Firstly, like many of the problems on people’s lips at the moment, government legislation is behind the closure of venues such as these. Despite endorsing Dalston’s lively nightlife, Hackney Council’s statement in response to Dance Tunnel’s closure stated:
“…we need to balance the needs of businesses against the rights of our residents to a good night’s sleep, and as both our population and night time economy grow, that is becoming increasingly hard to do.”
This highlights that venues are facing difficult licensing regulations and financial upkeep, but is also indicative of our current social and political climate, in which more people are working ridiculous hours to pay for soaring rent prices and living costs, just to stay within the M25. Due to this, we are no longer able to support the existence of more intimate venues nestled in the city.

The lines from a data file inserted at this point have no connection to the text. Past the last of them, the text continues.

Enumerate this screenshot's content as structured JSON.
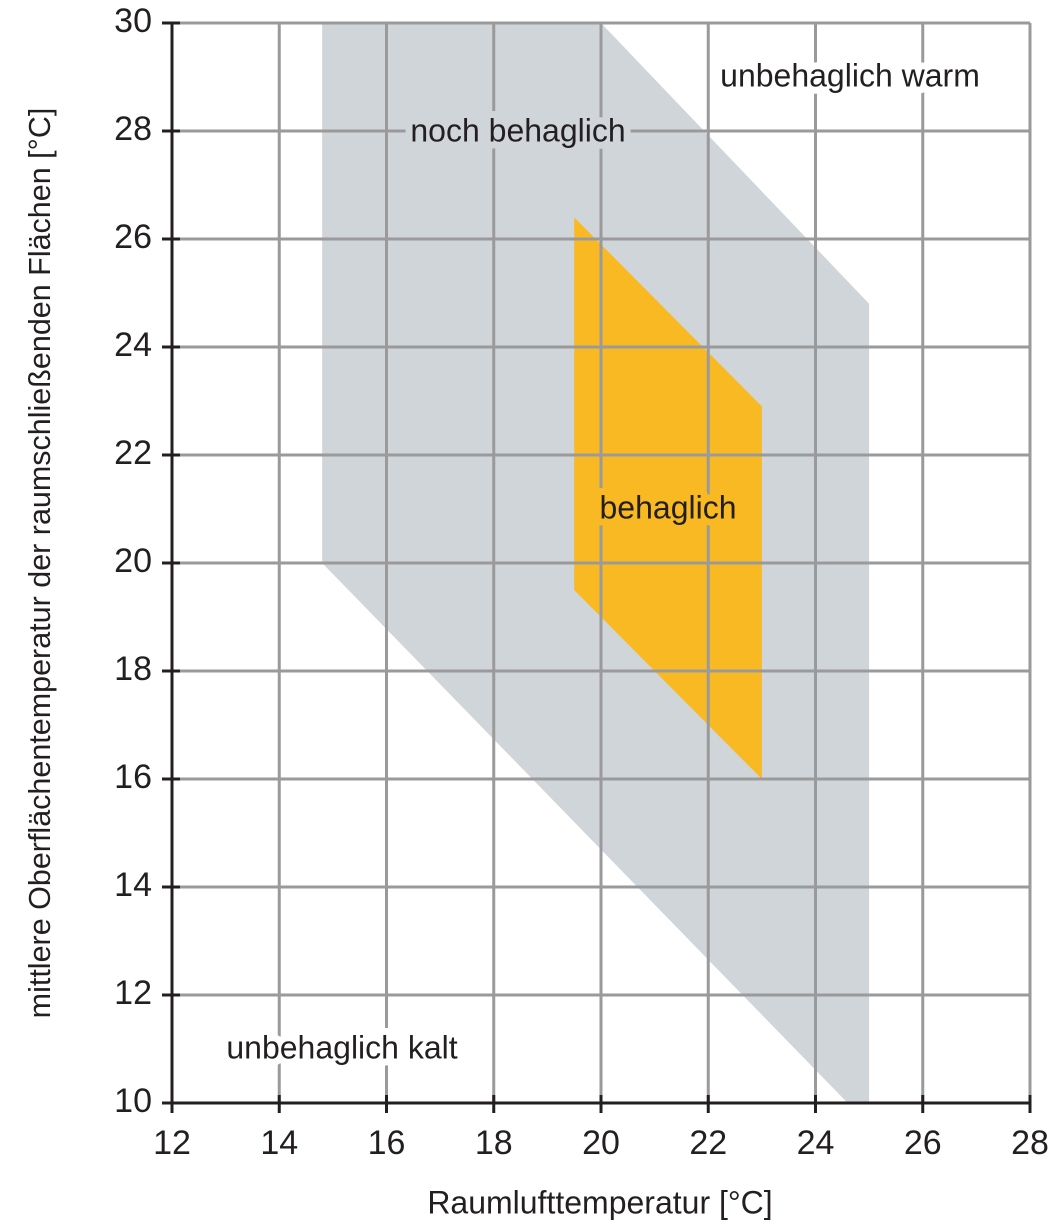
{
  "chart_data": {
    "type": "polygon",
    "xlabel": "Raumlufttemperatur [°C]",
    "ylabel": "mittlere Oberflächentemperatur der raumschließenden Flächen [°C]",
    "xlim": [
      12,
      28
    ],
    "xticks": [
      12,
      14,
      16,
      18,
      20,
      22,
      24,
      26,
      28
    ],
    "ylim": [
      10,
      30
    ],
    "yticks": [
      10,
      12,
      14,
      16,
      18,
      20,
      22,
      24,
      26,
      28,
      30
    ],
    "grid": true,
    "series": [
      {
        "name": "noch behaglich",
        "color": "#d0d5d9",
        "x": [
          14.8,
          20,
          25,
          25,
          24.6,
          14.8
        ],
        "values": [
          30,
          30,
          24.8,
          10,
          10,
          20
        ]
      },
      {
        "name": "behaglich",
        "color": "#f9b923",
        "x": [
          19.5,
          23,
          23,
          19.5
        ],
        "values": [
          26.4,
          22.9,
          16,
          19.5
        ]
      }
    ],
    "annotations": [
      "unbehaglich warm",
      "unbehaglich kalt"
    ]
  }
}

This also begs the question of whether London is really ‘open’ in terms of the nightlife on offer? Small venues used to be considered places of ‘rebellion’. Then are we becoming less rebellious as a growing and yet, aging population? Venue closures also have implications for small independent artists across London, potentially crushing the hopes of artists trying to make it in the music industry without such venues to showcase their talents.

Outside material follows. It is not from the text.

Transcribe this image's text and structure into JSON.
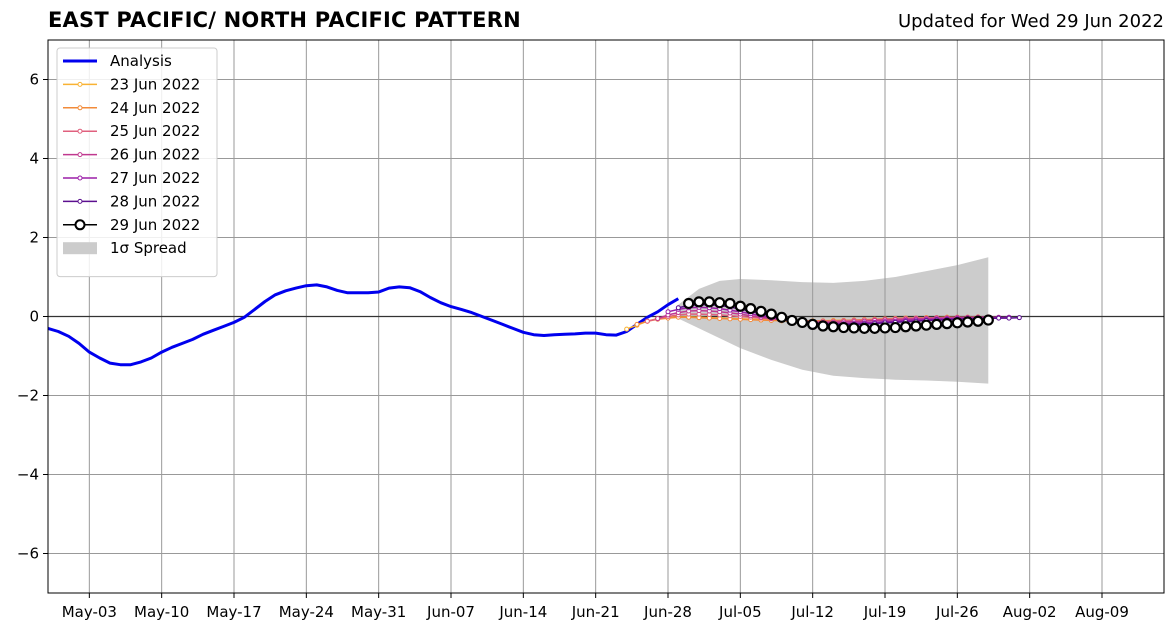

This all said, what does the state of London’s nightlife say about its population? Without a doubt we are facing challenges specific to the age in which we live. We want to feel and be connected with other people, and perhaps clubbing no longer does this for us. The amount of time we spend using technology has created a more isolating life experience, so it might be that the last thing we want to do is stand in a dark room with loud music without always enjoying ourselves. That aside, we are also in the midst of a ‘health revolution’, seeing a surge in healthy eating habits, perhaps contributing to people wanting to drink coconut water rather than a double vodka and coke, wake up early and go to gym rather than stay out until 4am and get a kebab. This heightened consciousness about our health as a nation has perhaps brought about the decline of club culture.
The biggest issue, though, could be the amount we work. With rising house prices in the capital, the general public are seriously struggling to make ends meet, so by the end of a working week would rather stay in than let loose about town. We are worn out by our worsening financial reality so much so that average folk are putting more of their money towards necessities than a night out. Maybe the tube at rush hour is beginning to replace the sweaty underground experience we’d get in a club…

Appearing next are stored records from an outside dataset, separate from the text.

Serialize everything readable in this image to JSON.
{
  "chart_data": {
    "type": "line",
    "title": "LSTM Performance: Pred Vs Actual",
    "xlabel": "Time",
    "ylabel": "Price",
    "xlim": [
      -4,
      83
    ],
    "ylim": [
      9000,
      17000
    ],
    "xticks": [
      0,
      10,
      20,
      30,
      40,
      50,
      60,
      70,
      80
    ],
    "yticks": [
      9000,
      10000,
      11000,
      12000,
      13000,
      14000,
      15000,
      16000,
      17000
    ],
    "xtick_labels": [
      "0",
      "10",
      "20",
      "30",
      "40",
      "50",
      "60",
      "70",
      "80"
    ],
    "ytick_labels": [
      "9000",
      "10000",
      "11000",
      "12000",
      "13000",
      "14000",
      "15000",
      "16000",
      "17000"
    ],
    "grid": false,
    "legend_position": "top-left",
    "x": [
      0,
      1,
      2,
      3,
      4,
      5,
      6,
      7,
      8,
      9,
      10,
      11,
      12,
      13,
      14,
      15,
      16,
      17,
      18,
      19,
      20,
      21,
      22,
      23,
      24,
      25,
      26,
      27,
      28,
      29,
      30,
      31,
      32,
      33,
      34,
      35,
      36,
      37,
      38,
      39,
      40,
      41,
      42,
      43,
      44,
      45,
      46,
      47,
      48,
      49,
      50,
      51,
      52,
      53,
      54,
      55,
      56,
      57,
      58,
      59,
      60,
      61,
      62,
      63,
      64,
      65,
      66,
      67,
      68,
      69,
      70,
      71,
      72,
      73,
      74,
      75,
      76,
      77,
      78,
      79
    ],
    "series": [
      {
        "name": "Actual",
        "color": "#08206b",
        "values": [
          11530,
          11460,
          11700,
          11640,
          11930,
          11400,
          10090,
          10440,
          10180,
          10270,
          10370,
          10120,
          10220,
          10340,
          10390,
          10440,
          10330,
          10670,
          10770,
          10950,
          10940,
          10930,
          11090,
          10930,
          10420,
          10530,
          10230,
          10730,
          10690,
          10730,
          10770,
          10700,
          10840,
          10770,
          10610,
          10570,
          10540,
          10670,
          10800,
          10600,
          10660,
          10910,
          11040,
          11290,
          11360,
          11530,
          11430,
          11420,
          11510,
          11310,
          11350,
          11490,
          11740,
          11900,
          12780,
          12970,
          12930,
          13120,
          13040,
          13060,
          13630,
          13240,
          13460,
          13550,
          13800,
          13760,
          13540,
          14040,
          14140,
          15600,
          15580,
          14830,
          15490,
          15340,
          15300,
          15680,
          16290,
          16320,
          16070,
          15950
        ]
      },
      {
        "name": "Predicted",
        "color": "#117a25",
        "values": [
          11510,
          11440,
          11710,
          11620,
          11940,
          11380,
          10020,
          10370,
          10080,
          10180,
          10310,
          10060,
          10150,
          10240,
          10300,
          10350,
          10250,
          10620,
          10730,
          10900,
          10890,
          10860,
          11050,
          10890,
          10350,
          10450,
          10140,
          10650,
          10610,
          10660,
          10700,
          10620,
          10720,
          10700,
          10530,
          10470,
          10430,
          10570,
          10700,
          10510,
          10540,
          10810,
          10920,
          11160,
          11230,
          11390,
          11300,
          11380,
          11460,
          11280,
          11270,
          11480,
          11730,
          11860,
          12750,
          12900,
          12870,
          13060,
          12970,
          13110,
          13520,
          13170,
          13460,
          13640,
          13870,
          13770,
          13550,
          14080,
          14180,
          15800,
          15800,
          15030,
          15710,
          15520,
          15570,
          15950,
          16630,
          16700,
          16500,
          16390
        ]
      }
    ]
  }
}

It seems Londoners may be more partial to alternative nights out than clubbing. We are still having fun, just doing different things. For example, there are now more culturally inspired events such as museum and gallery ‘lates’, usually with free entry, offering a culturally enriching and entertaining night out as well as events like all day street food feasts. This summer there are numerous outdoor cinemas, to which spectators will often come armed with a boozy picnic.
London has an array of great things to see and do, so maybe our sense of amusement is diversifying to cater for more people and allow for people to connect; in an age where we spend hours in front of screens and loneliness is not just for the elderly. Our nightlife is changing and has changed drastically in the past ten years, and with the all-night tube being introduced at the end of August, we may see our city becoming even more vibrant and accessible by night than ever.